At each of the Working Group sessions I give this ENUM status update and this is simply a reflection of the information that has been provided to me by the people who are responsible in the different countries that have already set up ENUM delegations. And it's the data  this data is reflected on the website enumdata.org, which was set up by Kim Davies. It depends on data from the responsible agencies. Sometimes there's a time lag. Kim has been hosting this privately for a number of years and we're looking for a new home for that website. I give this summary report at each meeting. We look at the request archives which show the paper trail going between the people who are requesting to be ENUM TIER1 registries, the relaying of those requests to the ITU and the responses from the ITU after consultation with the relevant authority in the country involved. Sometimes those are objected to. Sometimes they go ahead. Sometimes there have to be changes. Here are the statistics. There are, at the moment, 11 production ENUM domains. Eight of them are in a strange intermediate stage. This is probably a prudent step for ENUM TIER1 registries to take when the market doesn't seem to be ready yet but they don't want to drop out and go through the whole procedure of requesting redelegation again. Some of those are Australia and also the six French countries, some of which are small islands in the middle of oceans. The number of active trials has increased from four to five and the change there is the Portugal. The number of ENUM zones which are merely delegated  delegated is the catchall categories for ones we don't know any better about. It doesn't mean they've disappeared, but moved into production and I'll have more details about that in a minute. There are 49 delegations in the zone. Five of those are covered with DS and as Wolfgang said there's a sixth one that hasn't been signed and there's no changes in the not delegated or objected. That refers to ENUM zones who have had a trial and decided to stop, such as plus 1 for this north America plan. And Switzerland.

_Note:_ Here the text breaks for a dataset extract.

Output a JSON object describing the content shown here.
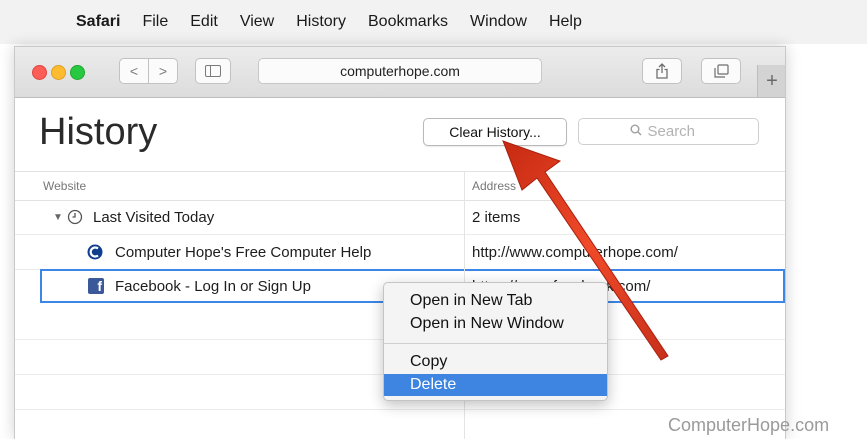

Portugal trial, we mentioned. The one from Brussels they've moved from delegated to production and I'm showing the new statistic. And some please and some thanks. Please, if you're involved in ENUM in your country, get in touch with me at enumwgchairs [at] ripe [dot] net. That will reach Carsten and me and we'll tell you what information we have to get from you or process the information you give. And thank to Kim who's been hosting this privately for a number of years. If there are questions this time around you can ask me because I can answer those ones.

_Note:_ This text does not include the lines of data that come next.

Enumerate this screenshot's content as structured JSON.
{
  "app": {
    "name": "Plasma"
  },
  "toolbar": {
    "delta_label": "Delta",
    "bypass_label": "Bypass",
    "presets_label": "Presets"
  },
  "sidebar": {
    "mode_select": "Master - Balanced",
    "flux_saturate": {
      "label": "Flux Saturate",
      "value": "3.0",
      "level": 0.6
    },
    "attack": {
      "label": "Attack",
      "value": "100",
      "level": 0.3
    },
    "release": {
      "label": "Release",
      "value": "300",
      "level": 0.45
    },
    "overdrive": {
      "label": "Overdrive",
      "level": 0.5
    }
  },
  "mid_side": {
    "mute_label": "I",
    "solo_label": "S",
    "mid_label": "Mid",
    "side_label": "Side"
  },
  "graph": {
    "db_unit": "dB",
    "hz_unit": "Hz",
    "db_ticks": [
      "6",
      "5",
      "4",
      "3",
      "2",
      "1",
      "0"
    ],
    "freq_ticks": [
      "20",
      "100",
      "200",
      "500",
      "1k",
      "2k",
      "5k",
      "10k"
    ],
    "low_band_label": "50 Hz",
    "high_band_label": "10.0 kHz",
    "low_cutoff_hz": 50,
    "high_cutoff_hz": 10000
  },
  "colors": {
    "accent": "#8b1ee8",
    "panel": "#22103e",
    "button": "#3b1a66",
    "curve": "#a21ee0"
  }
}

Right, then you must excuse me for a minute so I can get my cheat sheet to see what we need to do to wrap up the meeting.

I see there's one other piece of short news that I noticed today or in the last couple of days on the request archive, plus 86 has extended their delegation until middle of 2012 and that's China. I don't have any other detail but they had the correspondence, the paper trail through the ITU recently. And Pavel mentioned the iPhone app, I was going to mention that too. We seem to have reached the stage of the meeting of any other business? And here 

AUDIENCE SPEAKER: Apologies for not being here at the beginning. But I wondered about what happened with ENUM 61.3?

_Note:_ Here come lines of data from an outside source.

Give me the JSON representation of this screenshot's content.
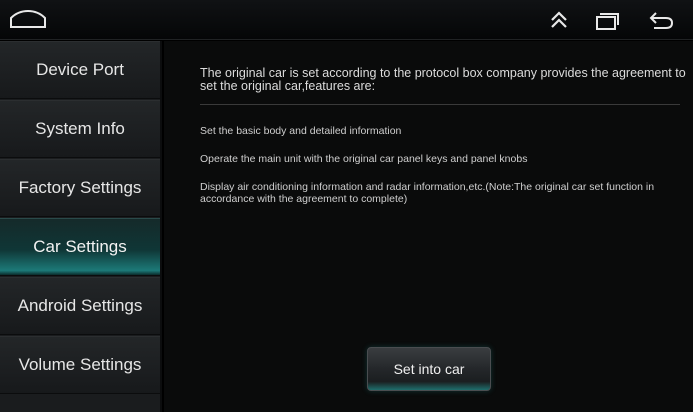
{
  "topbar": {
    "icons": [
      "home-icon",
      "chevrons-up-icon",
      "recent-apps-icon",
      "back-arrow-icon"
    ]
  },
  "sidebar": {
    "items": [
      {
        "label": "Device Port",
        "active": false
      },
      {
        "label": "System Info",
        "active": false
      },
      {
        "label": "Factory Settings",
        "active": false
      },
      {
        "label": "Car Settings",
        "active": true
      },
      {
        "label": "Android Settings",
        "active": false
      },
      {
        "label": "Volume Settings",
        "active": false
      }
    ]
  },
  "main": {
    "intro": "The original car is set according to the protocol box company provides the agreement to set the original car,features are:",
    "features": [
      "Set the basic body and detailed information",
      "Operate the main unit with the original car panel keys and panel knobs",
      "Display air conditioning information and radar information,etc.(Note:The original car set function in accordance with the agreement to complete)"
    ],
    "button_label": "Set into car"
  },
  "colors": {
    "accent": "#1c7a78",
    "background": "#0a0b0b",
    "sidebar": "#1a1c1e"
  }
}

NIALL O'REILLY: That's the next item on the agenda where I review the surviving action points. 62.1 which is last call, the outstanding minutes. And have opened 61.3 and we expect Carsten and I have to work to make that happen. I spoke to some people earlier who I expect will be in Vienna and we aim to have that panel discussion as the main agenda discussion at the next meeting.

AUDIENCE SPEAKER: Any idea who  would you be able to comment on who those are?

NIALL O'REILLY: Well, the first head's highest is Robert [Shiska], who everybody will recognise as being one of the people who have been around the ENUM scene for a long time. Ever that I think you and I and Carsten have to chase some of the other obvious suspects. So we revowed the action points and it falls to me to thank the scribe, Alex; the stenographer, Anna; Chris, Sander's colleague and all of you for being here and our speakers who put in a lot of time and effort to prepare the material. We're ten minutes early for the coffee. I hope it's ready for us.